Na Quarta-feira de Cinzas inicia-se a Quaresma, tempo forte de preparação para a celebração do mistério pascal. No centro dessa celebração litúrgica encontra-se o gesto simbólico da imposição das cinzas, juntamente com a primeira fórmula presente no rito: “Recorda-te que tu és pó, e ao pó voltarás’’ (Gn 3,19). Referindo a essa palavra [pó], em 26 de fevereiro de 2020, o Papa Francisco disse que “O pó sobre a cabeça faz-nos ter os pés assentes na terra: recorda-nos que viemos da terra e à terra voltaremos, isto é, somos débeis, frágeis, mortais”. Ao mesmo tempo, lembrou o Pontífice que “Somos o pó amado por Deus. Amorosamente, o Senhor recolheu nas suas mãos o nosso pó e, nele, insuflou o seu sopro de vida (cf. Gn 2,7), por isso, somos um pó precioso, destinado a viver para sempre”.
A dignidade da pessoa humana está radicada na sua criação à imagem e semelhança de Deus, ensina a Igreja (cf. Catecismo da Igreja católica, 1700). Isso significa que é dotada não só de racionalidade e liberdade, mas, também, de capacidade, desde o princípio, para uma relação pessoal com Deus, capacidade de aliança, que é comunicada como dom de salvação de Deus ao homem. Ser criado à imagem e semelhança é “o dom do Espírito” ao homem já no princípio da criação. (cf. Carta Encíclica Dominum et Vivificantem, 34).
As cinzas e essa fórmula tirada do Livro do Gênesis aludem à realidade da condição humana, lembram que a caducidade da existência é um convite a considerar a vaidade de cada projeto terrestre, quando não se fundamenta a sua esperança em Deus cf. (João Paulo II, homilia de 13 de fevereiro de 2002).
O convite deste texto, ao trazer uma reflexão sobre a identidade do homem (“Tu és pó”) e sobre o seu destino (“ao pó retornarás”), propõe uma busca de autoconhecimento e uma revisão de vida que gere a conversão. Tal obra desafiadora é o Espírito Santo como “dispensador escondido da força de salvação” que age na conversão interior realizada pela redenção em Cristo (cf. Catecismo da Igreja católica, 1427). Ele é a força de uma “nova criação”: sim, precisamente aquele que dá a vida.
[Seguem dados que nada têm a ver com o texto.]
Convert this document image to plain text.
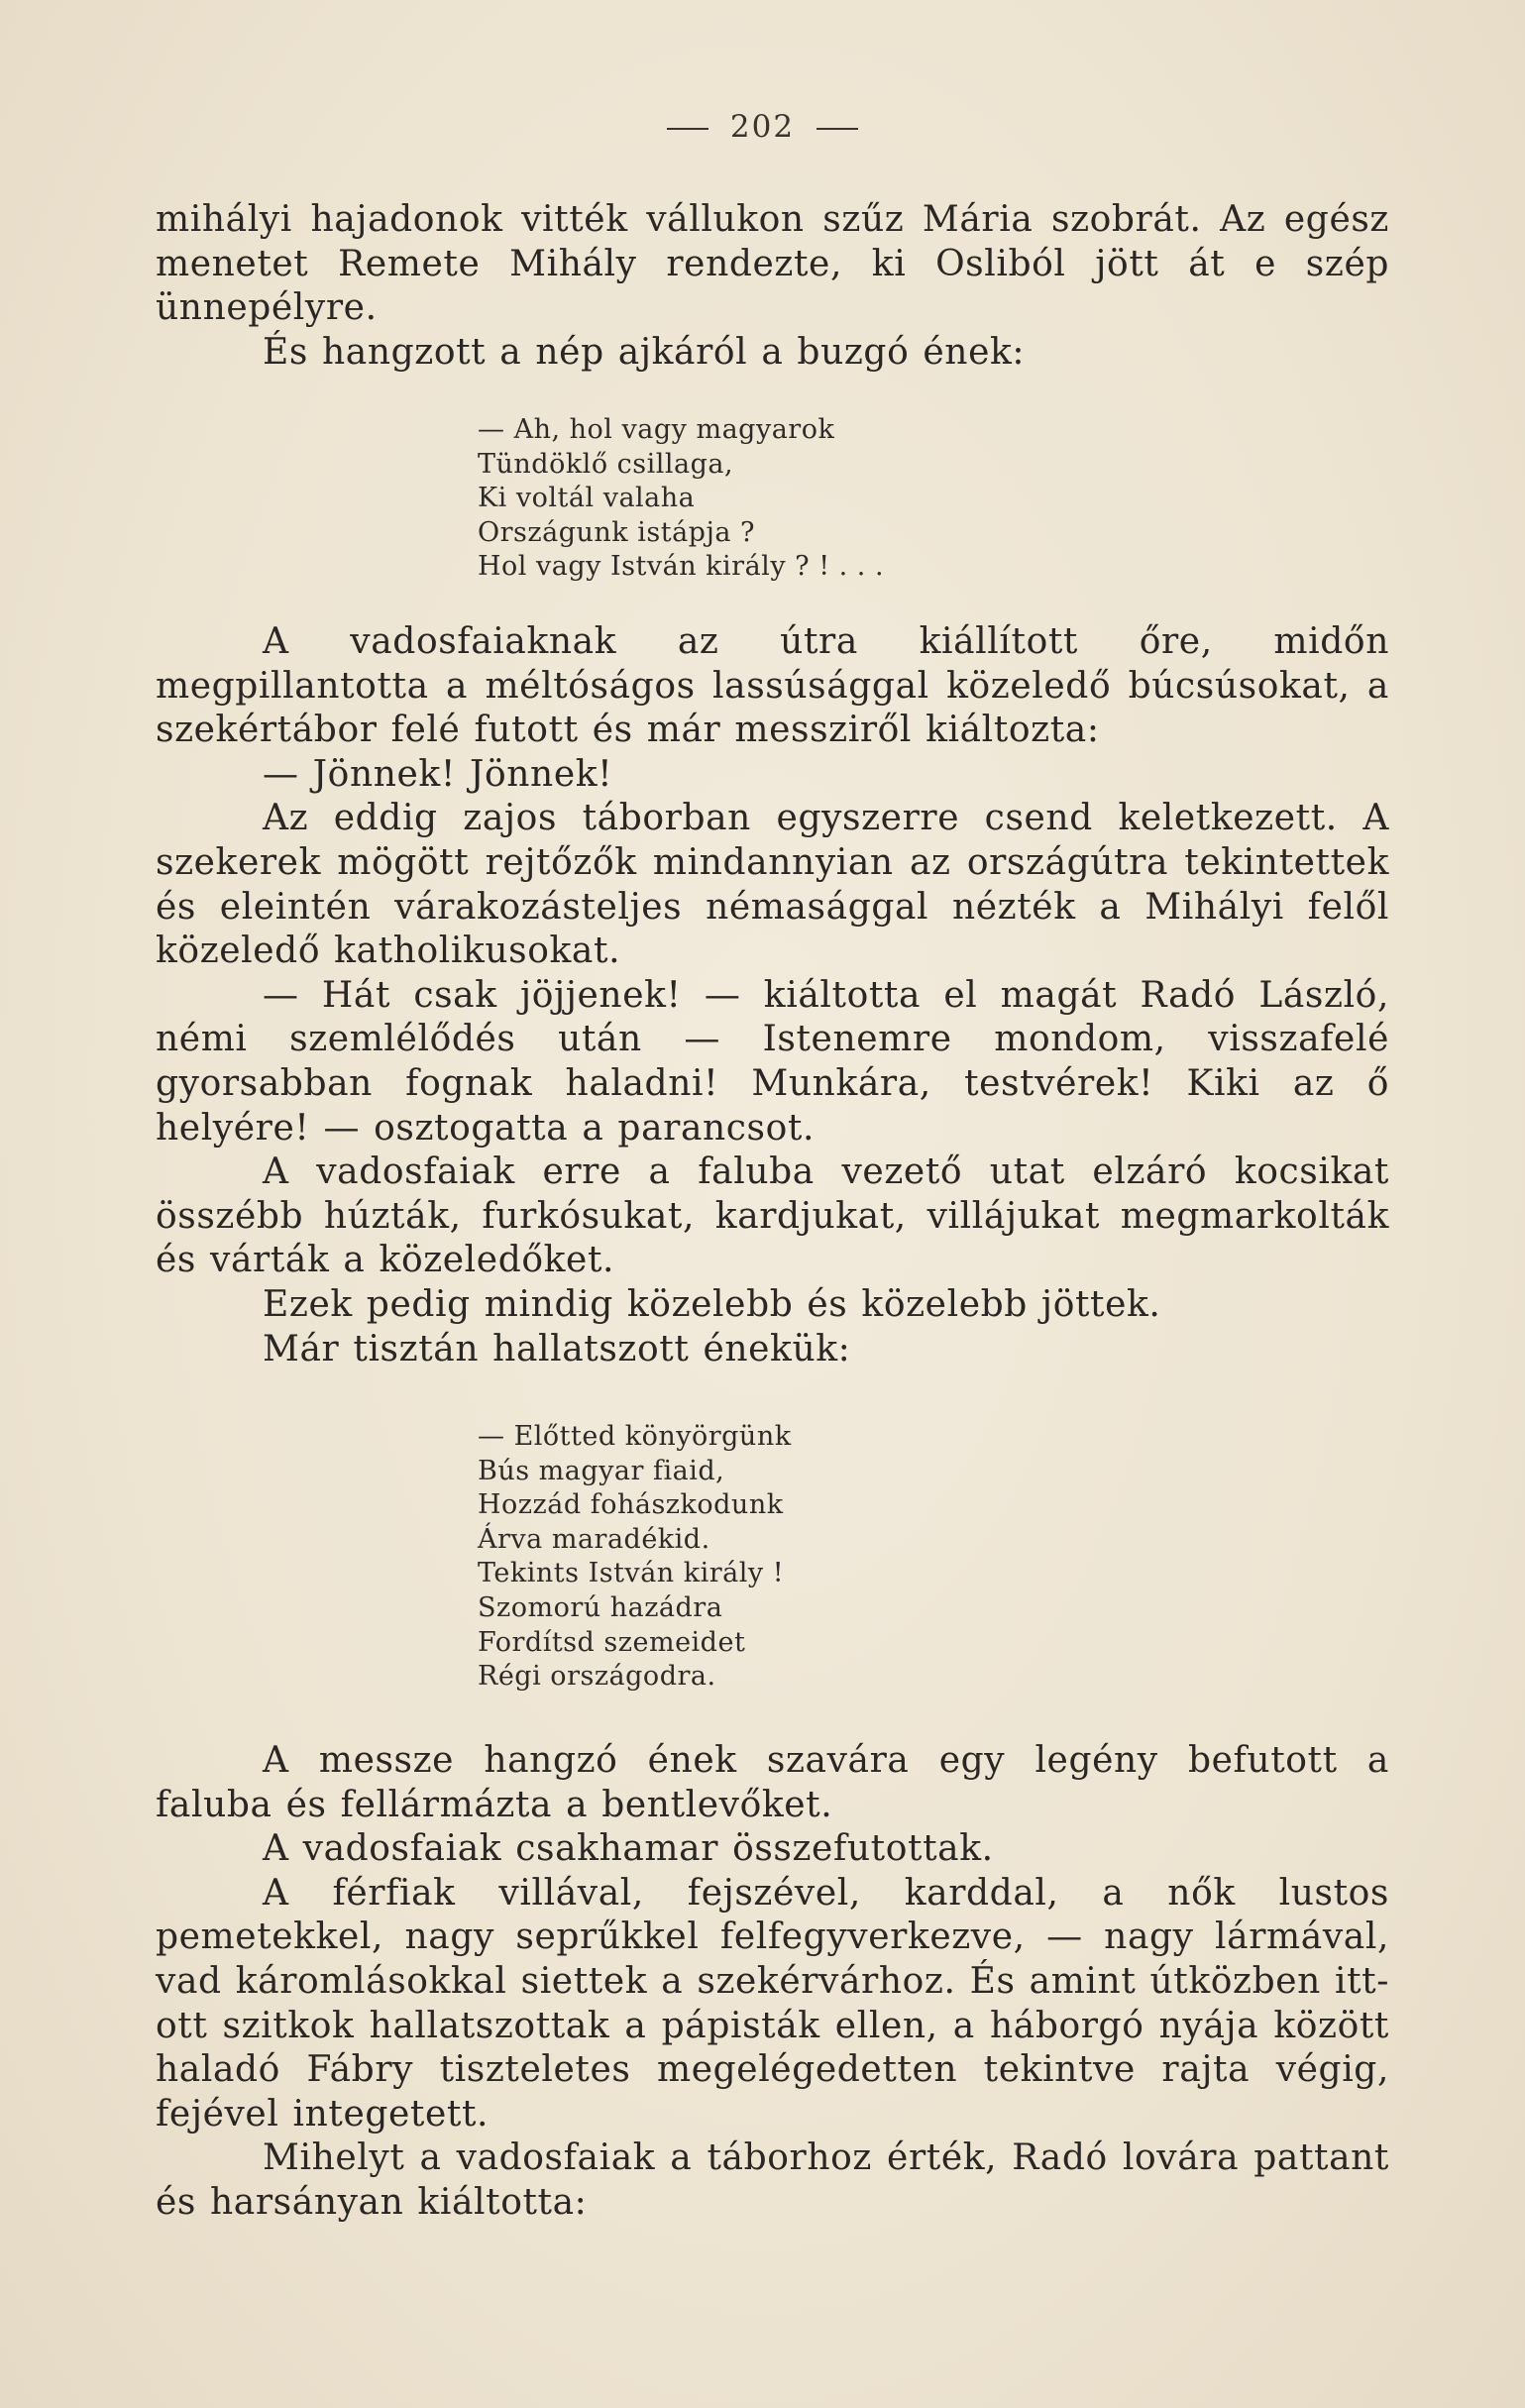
202

mihályi hajadonok vitték vállukon szűz Mária szobrát. Az egész menetet Remete Mihály rendezte, ki Osliból jött át e szép ünnepélyre.

És hangzott a nép ajkáról a buzgó ének:

— Ah, hol vagy magyarok
Tündöklő csillaga,
Ki voltál valaha
Országunk istápja ?
Hol vagy István király ? ! . . .

A vadosfaiaknak az útra kiállított őre, midőn megpillantotta a méltóságos lassúsággal közeledő búcsúsokat, a szekértábor felé futott és már messziről kiáltozta:

— Jönnek! Jönnek!

Az eddig zajos táborban egyszerre csend keletkezett. A szekerek mögött rejtőzők mindannyian az országútra tekintettek és eleintén várakozásteljes némasággal nézték a Mihályi felől közeledő katholikusokat.

— Hát csak jöjjenek! — kiáltotta el magát Radó László, némi szemlélődés után — Istenemre mondom, visszafelé gyorsabban fognak haladni! Munkára, testvérek! Kiki az ő helyére! — osztogatta a parancsot.

A vadosfaiak erre a faluba vezető utat elzáró kocsikat összébb húzták, furkósukat, kardjukat, villájukat megmarkolták és várták a közeledőket.

Ezek pedig mindig közelebb és közelebb jöttek.

Már tisztán hallatszott énekük:

— Előtted könyörgünk
Bús magyar fiaid,
Hozzád fohászkodunk
Árva maradékid.
Tekints István király !
Szomorú hazádra
Fordítsd szemeidet
Régi országodra.

A messze hangzó ének szavára egy legény befutott a faluba és fellármázta a bentlevőket.

A vadosfaiak csakhamar összefutottak.

A férfiak villával, fejszével, karddal, a nők lustos pemetekkel, nagy seprűkkel felfegyverkezve, — nagy lármával, vad káromlásokkal siettek a szekérvárhoz. És amint útközben itt-ott szitkok hallatszottak a pápisták ellen, a háborgó nyája között haladó Fábry tiszteletes megelégedetten tekintve rajta végig, fejével integetett.

Mihelyt a vadosfaiak a táborhoz érték, Radó lovára pattant és harsányan kiáltotta:
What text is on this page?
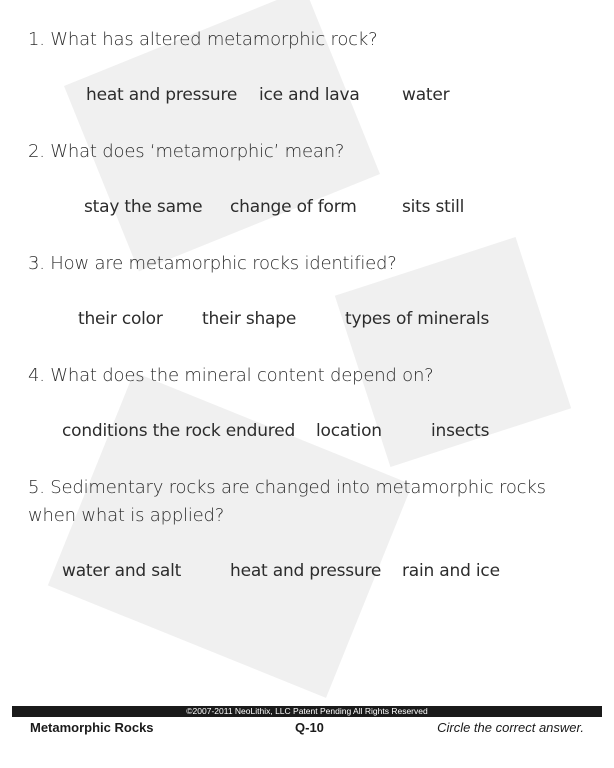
1. What has altered metamorphic rock?
heat and pressure ice and lava water
2. What does ‘metamorphic’ mean?
stay the same change of form	sits still
3. How are metamorphic rocks identified?
their color their shape	types of minerals
4. What does the mineral content depend on?
conditions the rock endured location	insects
5. Sedimentary rocks are changed into metamorphic rocks when what is applied?
water and salt	heat and pressure rain and ice
©2007-2011 NeoLithix, LLC Patent Pending All Rights Reserved
Metamorphic Rocks	Q-10	Circle the correct answer.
Age no interior do homem como “luz das consciências”. Ele penetra e enche as “profundezas dos corações” humanos, “vem em cada caso concreto de conversão-remissão, em virtude do sacrifício da cruz: nele, realmente, “o sangue de Cristo (…) purifica a nossa consciência das obras mortas, para servir o Deus vivo” (Hb 9,14) (cf. Carta Encíclica Dominum et Vivificantem, 2.34.45).
Os mistérios salvíficos da vida de Cristo celebrados na liturgia são sempre um chamado à conversão e a viver a vida nova, dada como “dom do Espírito” oferecido por Cristo, “cuja atividade será toda ela desenvolvida com a presença do Espírito Santo” (BASÍLIO, 2005, p. 136). Após seu Batismo no Jordão, Jesus, cheio do Espírito, é conduzido pelo Espírito Santo ao deserto, sua Quaresma: um caminho de quarenta dias de penitência, jejum e oração; é vivida na ação do Espírito, combate o demônio com a sabedoria da Palavra eterna (cf. Lc 4,1s).
Seguindo o exemplo de Jesus, que você possa viver o Tempo Quaresmal, conduzido pelo espírito da verdade.